Top 40 would benefit from having a few PDs who were actively looking for records to break these days. There’s not much denying any more that the available product isn’t what it was a few years ago. Or that the format has calcified around a few musical subgenres—tropical house, EDM “trap pop,” and now songs that combine tropical house and trap pop. The industry’s growing reliance on Spotify stories, while valid, tends to find songs that reinforce, not defy existing genres—songs that “you may also like.”

How would you even know you have something? The oft-quoted industry answer now is Shazam activity in an airplay market, but there’s one other indicator I consider key.

The best story any new song can have, in my mind, is spreading across the market to a station’s direct competitor. When Kacey Musgraves’ “Merry Go Round” became a surprise Country hit a few years ago, the single most telling early indicator was the number of markets where it was going from 12 spins to 21 at an early station and from three spins to 12 at a competitor. In any format, seeing a competitor forced to deal with a song meant something.
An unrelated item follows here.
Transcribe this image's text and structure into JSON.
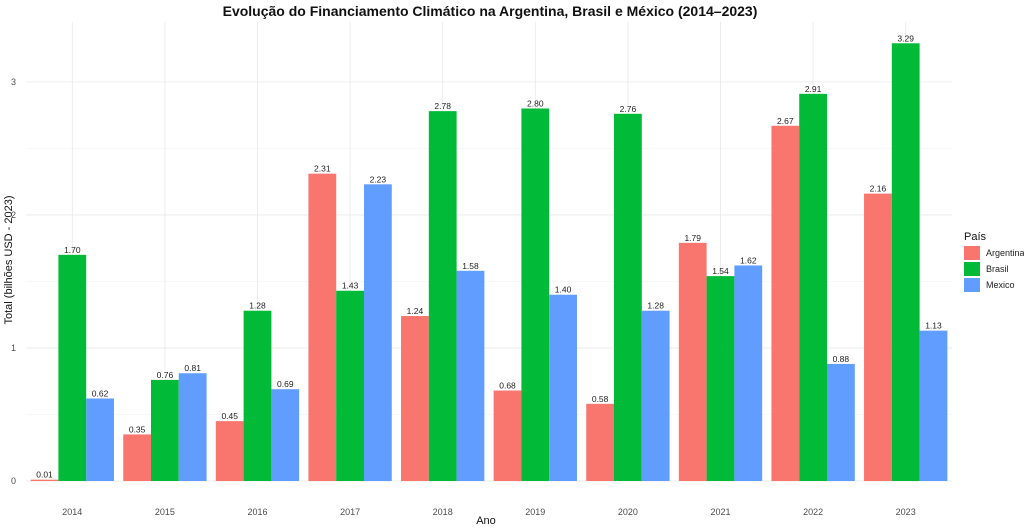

The reverse is true as well. When Thomas Rhett’s “Vacation” was unable to break through last summer, the danger signs were the number of markets where a few early believers were unable to force their cynical competition to follow suit. Or in a few cases, where the second station tentatively waded in just as the first station was already backing off spins. (Musgrave’s “Follow Your Arrow” had a similar pattern.)

I also take seeing a story anywhere in the world seriously. Not every hit song translates to America, but any hit song has to start by being a hit somewhere. As a standalone single in America, “Castle on the Hill” would have struggled. But having a “double-A side” hit everywhere else in the world, and the security of “Shape of You” already being an American hit might help “Castle on the Hill” become a U.S. hit as well.

The ultimate test for stepping out on a song ought to be “does the station need it”? At this moment, I feel safe in saying that almost every format needs records. And that we would be better served with a few more arguments over who breaks songs now. Can you name a recent dispute of that sort?